Eventually, the sun won and through the haze, I could see the shore and an outline of the familiar houses on the bluff that told me where I was. We had drifted pretty far south, so we paddled together. The circle grew a little larger and the haze started to disappear, and we could see a faint fog rainbow to the north. It was a beautiful sight, one I hadn’t seen before. Just enough of a rainbow to give me that taste, to keep me coming back.
And we’ll keep coming back, hoping it will be amazing, yearning for that all-time day when everything just clicks. And it rarely does, but that small taste will expand in your soul and keep you coming back until the joints are rusty and the pain outweighs the joy. When that happens, I hope I’m content watching with the other old guys at the top of the stairs, morning coffee in hand.
The morning haze that has been heavy this winter cleared by Christmas, and Santa fucking delivered. We woke up at 5:30 AM Christmas morning because the swell was good, and we wanted to be home in time to open presents and eat breakfast, my wife’s famous Eggs Benedict. Gone are the days when my kids wake up before sunrise to see if Santa came, so my son and I had some time.
I’ll always remember my favorite present this year, seeing a set wave build and yelling Go, go, go at my son as he turned, paddled confidently, and glided down the face of a wave twice his height.
I had a chance to thank Santa (yes, the real one) as we washed the salt water out of our wetsuits, but I couldn’t wash the smile off my face.

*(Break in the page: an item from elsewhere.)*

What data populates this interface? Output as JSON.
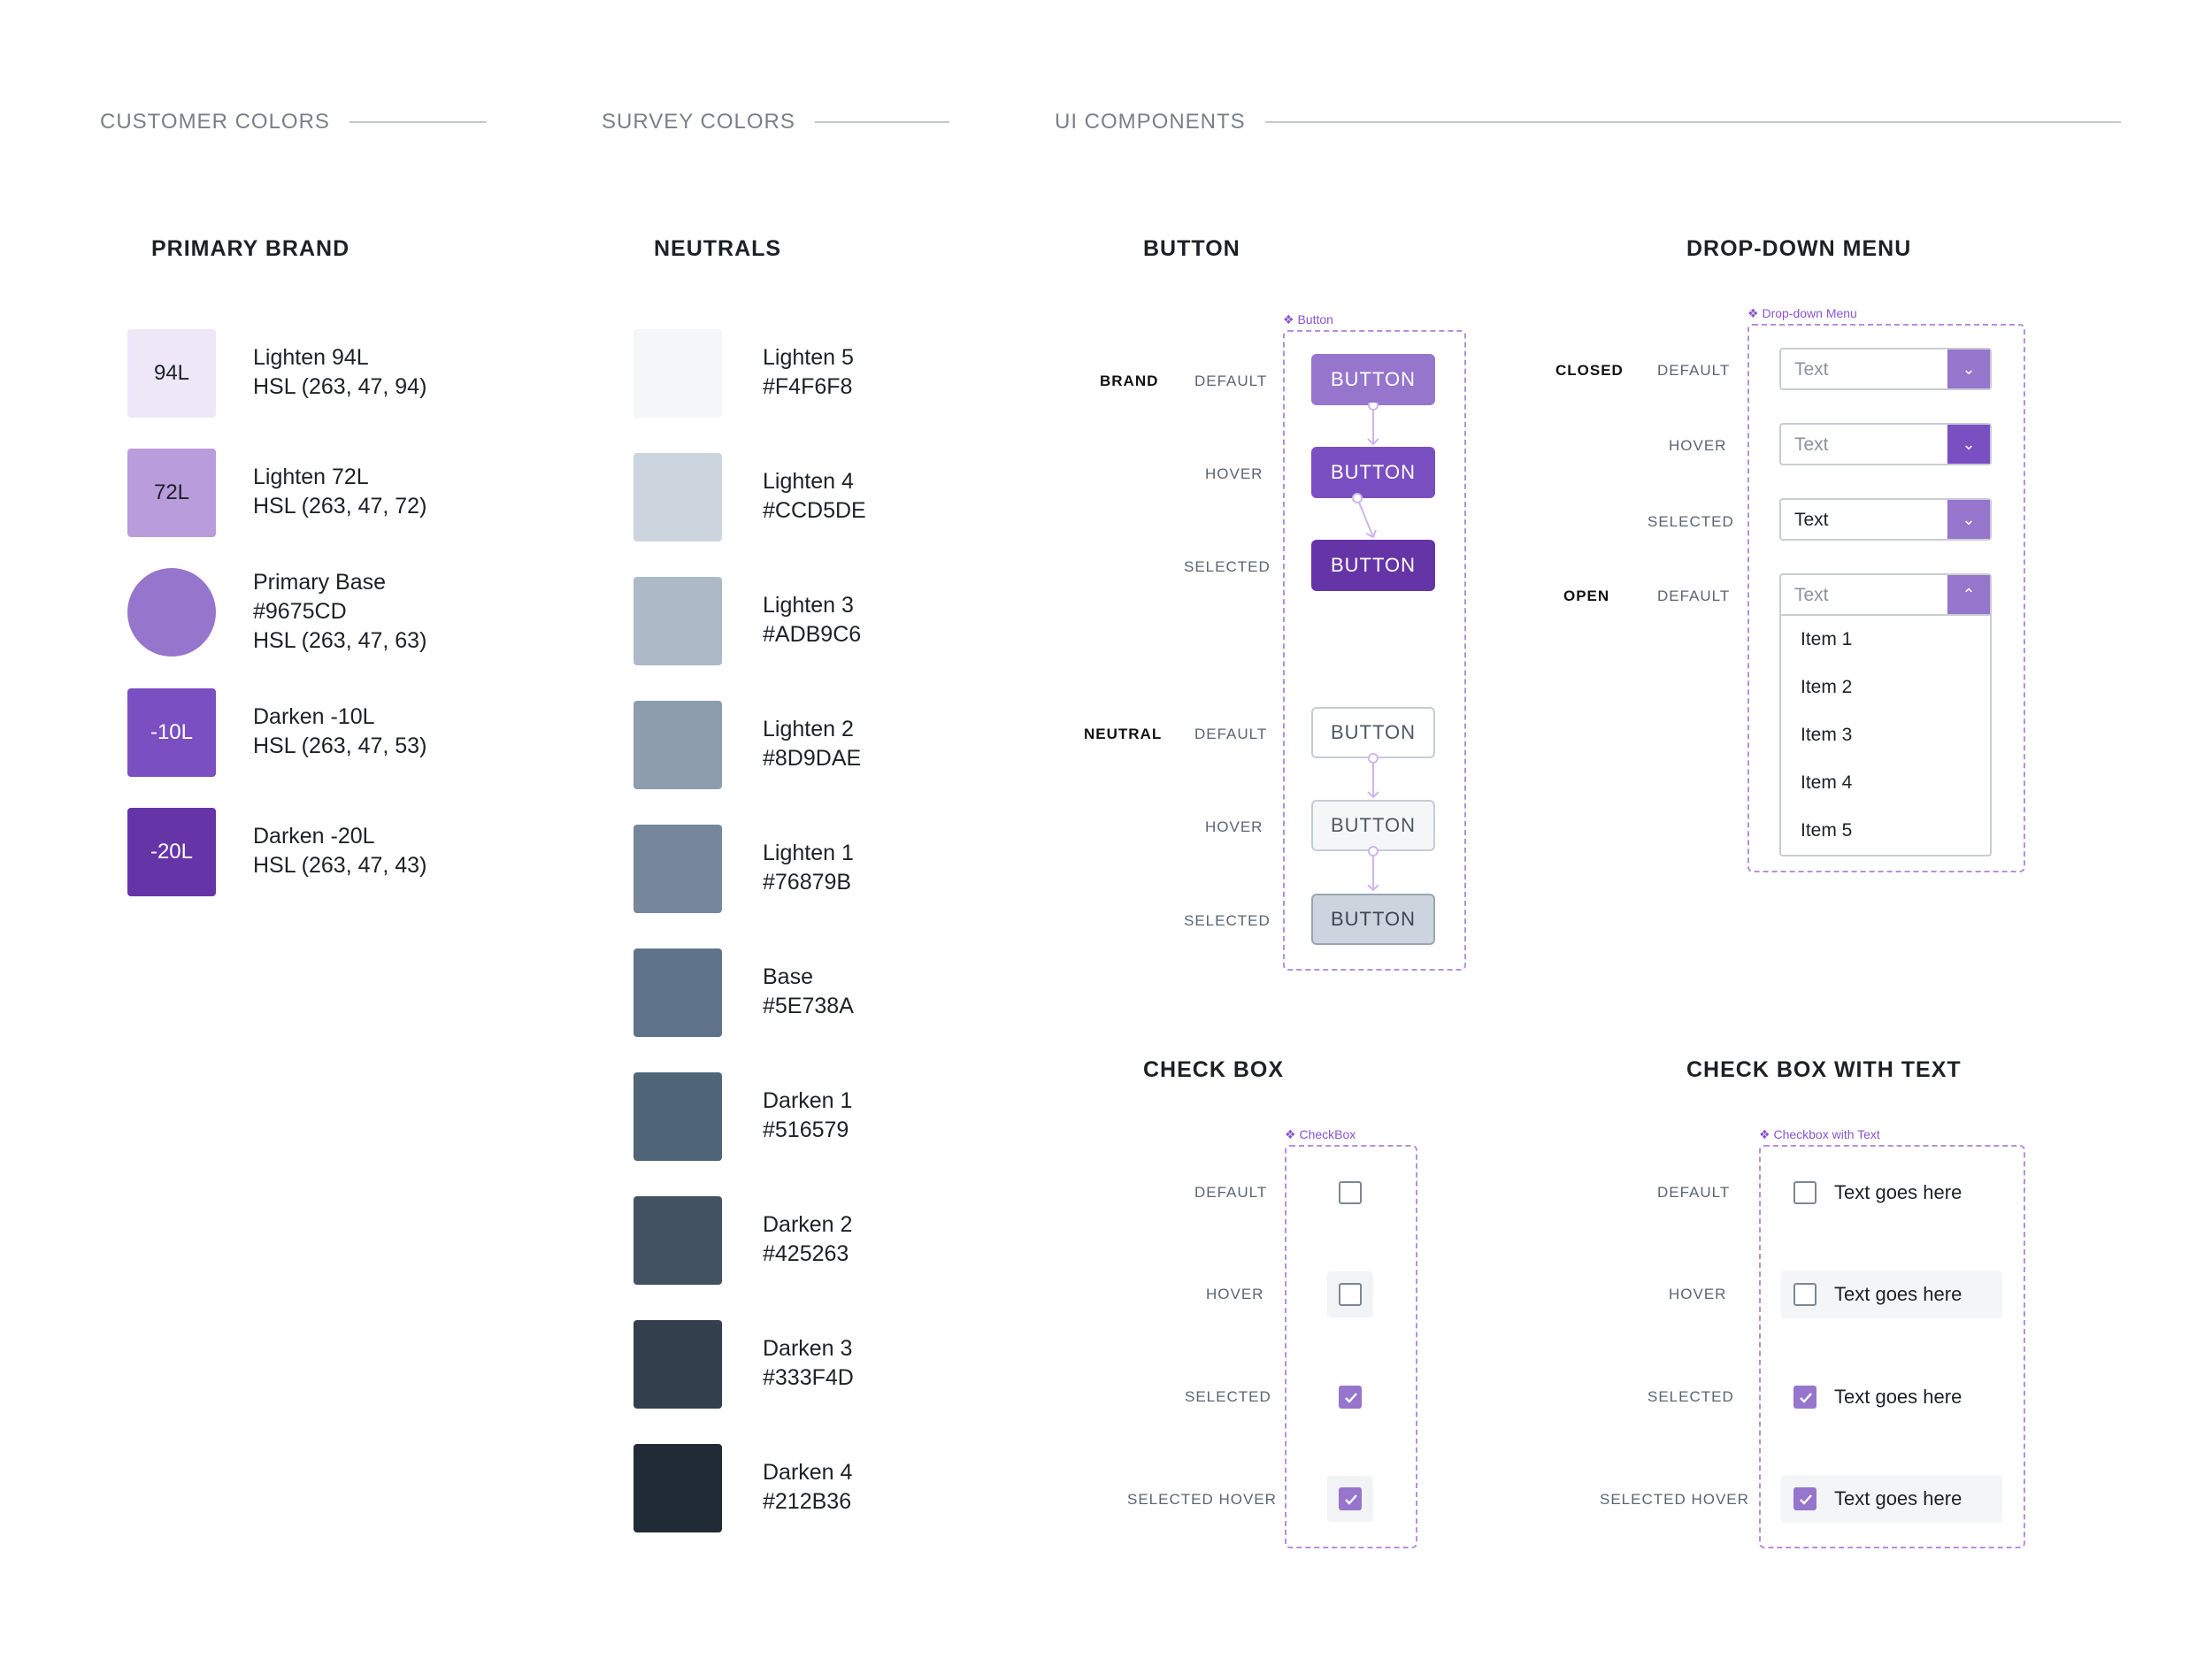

Santa had a busy morning ahead of him, heading to a hospital to make some kids happy, but he still had time to come over and talk to us about the surf.
His circle is wider than mine, and there is some kind of lesson here about growth and trying harder, and generosity of spirit, and an answer to why I feel the fog creeping in. And I’m trying to get there. It’s a work in progress, and I have to remember that we all are.
Thanks for taking the time to read.
I’m feeling very similar feelings lately. It’s wild to see the words describing all my thoughts typed up so concisely. As i’m getting older my values have shifted tremendously, i want time with family, time alone, and time with close friends.
Gone are the days of making a million plans and burning the candle at both ends. I much prefer this tightening of the circle and chasing what actually matters.
Might be your most beautiful post yet. TY for sharing. This is going to sit with me for a while.